When asked whether he would have accepted Kirk’s invitation, Jones said he likely would have sought another venue but welcomed the idea of a serious discussion.

In an opinion piece for CNN.com, Jones wrote that Americans now face a choice: “more violence, more outrage, more censorship, or a different way.” He said Kirk’s final message to him offered “a way out” through civil discourse.

The revelation adds a poignant layer to the recent public dispute between Jones and Kirk. Their clash began after the Aug. 22 murder of Iryna Zarutska, a 23-year-old Ukrainian refugee stabbed to death in Charlotte, North Carolina. The suspect, Decarlos Brown, a Black man with a long arrest record, reportedly told police, “I got that white girl.”

Kirk argued the killing was racially motivated, while Jones pushed back.

 

The disagreement spilled into social media.
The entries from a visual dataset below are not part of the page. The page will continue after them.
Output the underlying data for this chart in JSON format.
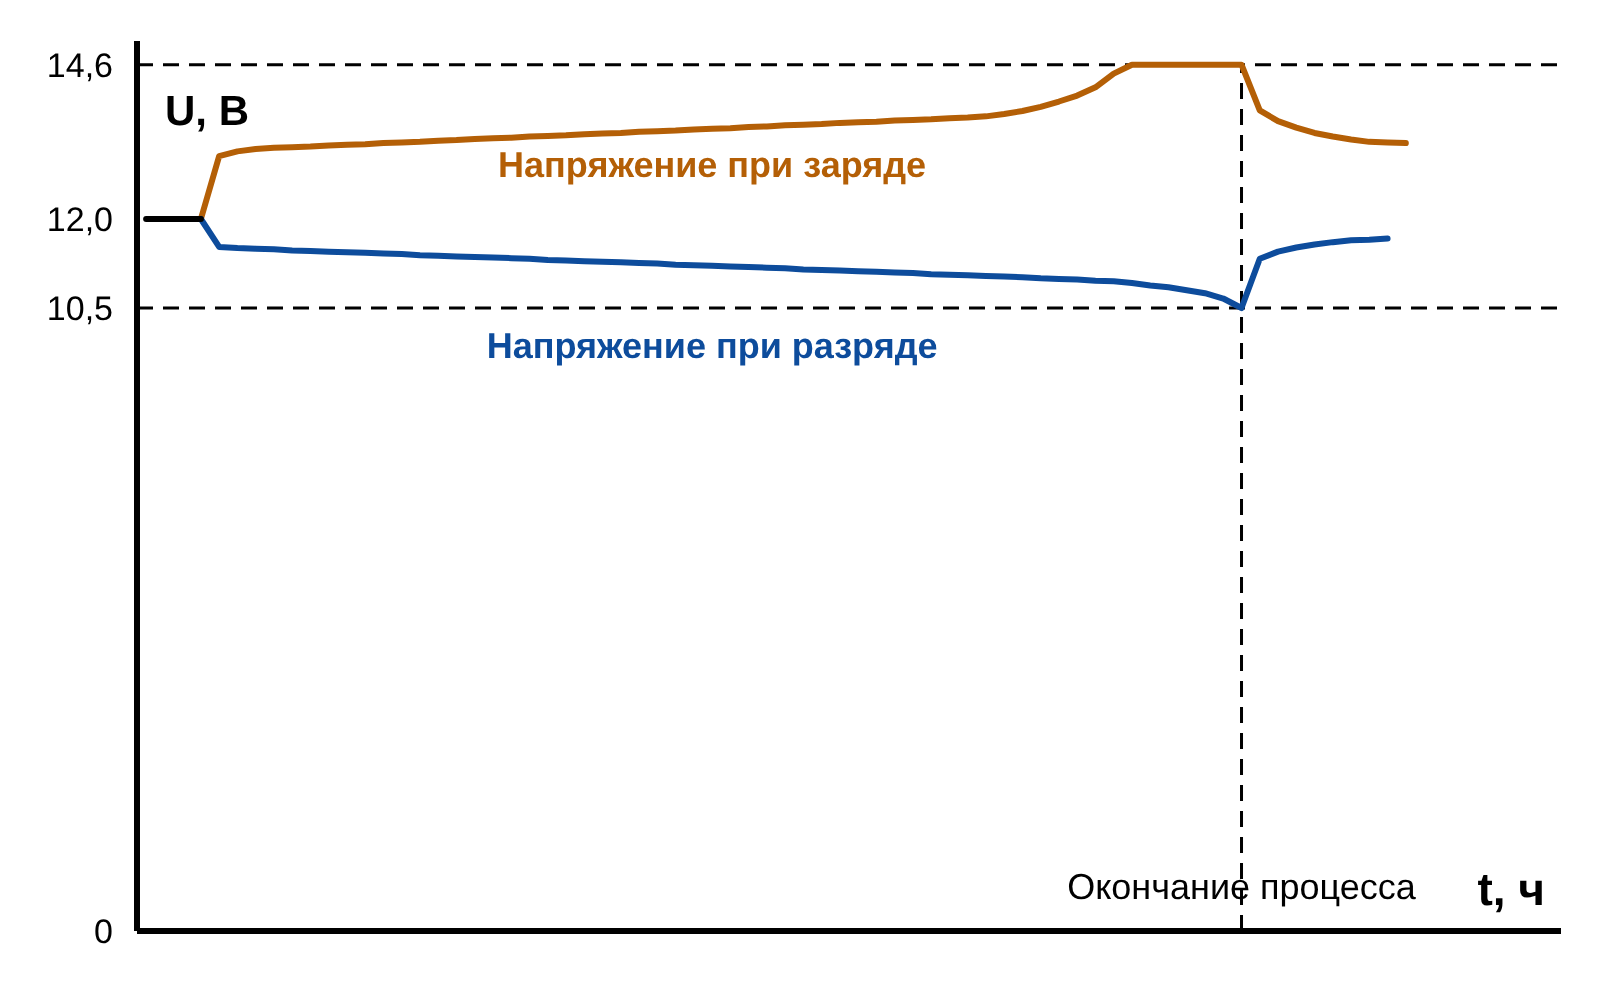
{
  "chart_data": {
    "type": "line",
    "xlabel": "t, ч",
    "ylabel": "U, В",
    "categories": [
      null,
      null,
      null,
      null,
      null,
      null,
      null,
      null,
      null,
      null,
      null,
      null,
      null,
      null,
      null,
      null,
      null,
      null,
      null,
      null,
      null,
      null,
      null,
      null,
      null,
      null,
      null,
      null,
      null,
      null,
      null,
      null,
      null,
      null,
      null,
      null,
      null,
      null,
      null,
      null,
      null,
      null,
      null,
      null,
      null,
      null,
      null,
      null,
      null,
      null,
      null,
      null,
      null,
      null,
      null,
      null,
      null,
      null,
      null,
      null,
      null,
      null,
      null,
      null,
      null,
      null,
      null,
      null,
      null,
      null,
      null,
      null,
      null,
      null,
      null,
      null,
      null,
      null
    ],
    "series": [
      {
        "name": "Напряжение при заряде",
        "color": "#b45f06",
        "values": [
          null,
          null,
          null,
          12.0,
          13.06,
          13.14,
          13.18,
          13.2,
          13.21,
          13.22,
          13.24,
          13.25,
          13.26,
          13.28,
          13.29,
          13.3,
          13.32,
          13.33,
          13.35,
          13.36,
          13.37,
          13.39,
          13.4,
          13.41,
          13.43,
          13.44,
          13.45,
          13.47,
          13.48,
          13.49,
          13.51,
          13.52,
          13.53,
          13.55,
          13.56,
          13.58,
          13.59,
          13.6,
          13.62,
          13.63,
          13.64,
          13.66,
          13.67,
          13.68,
          13.7,
          13.71,
          13.73,
          13.77,
          13.82,
          13.89,
          13.98,
          14.08,
          14.22,
          14.45,
          14.6,
          14.6,
          14.6,
          14.6,
          14.6,
          14.6,
          14.6,
          13.83,
          13.65,
          13.54,
          13.45,
          13.39,
          13.34,
          13.3,
          13.29,
          13.28,
          null,
          null,
          null,
          null,
          null,
          null,
          null,
          null
        ]
      },
      {
        "name": "Напряжение при разряде",
        "color": "#0d4c9c",
        "values": [
          null,
          null,
          null,
          12.0,
          11.53,
          11.51,
          11.5,
          11.49,
          11.47,
          11.46,
          11.45,
          11.44,
          11.43,
          11.42,
          11.41,
          11.39,
          11.38,
          11.37,
          11.36,
          11.35,
          11.34,
          11.33,
          11.31,
          11.3,
          11.29,
          11.28,
          11.27,
          11.26,
          11.25,
          11.23,
          11.22,
          11.21,
          11.2,
          11.19,
          11.18,
          11.17,
          11.15,
          11.14,
          11.13,
          11.12,
          11.11,
          11.1,
          11.09,
          11.07,
          11.06,
          11.05,
          11.04,
          11.03,
          11.02,
          11.0,
          10.99,
          10.98,
          10.96,
          10.95,
          10.92,
          10.88,
          10.85,
          10.8,
          10.75,
          10.66,
          10.5,
          11.33,
          11.45,
          11.52,
          11.57,
          11.61,
          11.64,
          11.65,
          11.67,
          null,
          null,
          null,
          null,
          null,
          null,
          null,
          null,
          null
        ]
      },
      {
        "color": "#000000",
        "values": [
          12.0,
          12.0,
          12.0,
          12.0,
          null,
          null,
          null,
          null,
          null,
          null,
          null,
          null,
          null,
          null,
          null,
          null,
          null,
          null,
          null,
          null,
          null,
          null,
          null,
          null,
          null,
          null,
          null,
          null,
          null,
          null,
          null,
          null,
          null,
          null,
          null,
          null,
          null,
          null,
          null,
          null,
          null,
          null,
          null,
          null,
          null,
          null,
          null,
          null,
          null,
          null,
          null,
          null,
          null,
          null,
          null,
          null,
          null,
          null,
          null,
          null,
          null,
          null,
          null,
          null,
          null,
          null,
          null,
          null,
          null,
          null,
          null,
          null,
          null,
          null,
          null,
          null,
          null,
          null
        ]
      }
    ],
    "ylim": [
      0,
      15
    ],
    "yticks": [
      0,
      {
        "value": 10.5,
        "label": "10,5"
      },
      {
        "value": 12.0,
        "label": "12,0"
      },
      {
        "value": 14.6,
        "label": "14,6"
      }
    ],
    "ref_lines": [
      {
        "axis": "y",
        "value": 14.6,
        "color": "#000000",
        "line_style": "dashed"
      },
      {
        "axis": "y",
        "value": 10.5,
        "color": "#000000",
        "line_style": "dashed"
      }
    ],
    "annotations": [
      "Окончание процесса"
    ]
  }
}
Jones later claimed those posts triggered waves of online hostility directed at him.

Conservative commentator Natalie Jean Beisner criticized Jones’ account, writing on X: “It’s psychotic to lie about Charlie this way … just like it would’ve been psychotic for him to publicly threaten you and then privately be a good guy who just wanted to have a good faith discussion.”

 

In the post, Beisner notes a claim by Van Jones that Charlie Kirk’s criticism “sparked an online torrent of racist death threats against me, the likes of which I have rarely seen.”

Despite the heated debate, Kirk’s private message suggested he wanted to turn the feud into dialogue. Jones said the note reflects the direction the country should take in the wake of rising political violence.

“Charlie Kirk’s last message to me was pointing a way out,” he said. “Civil discourse, civil dialog, debate. Let’s disagree agreeably.”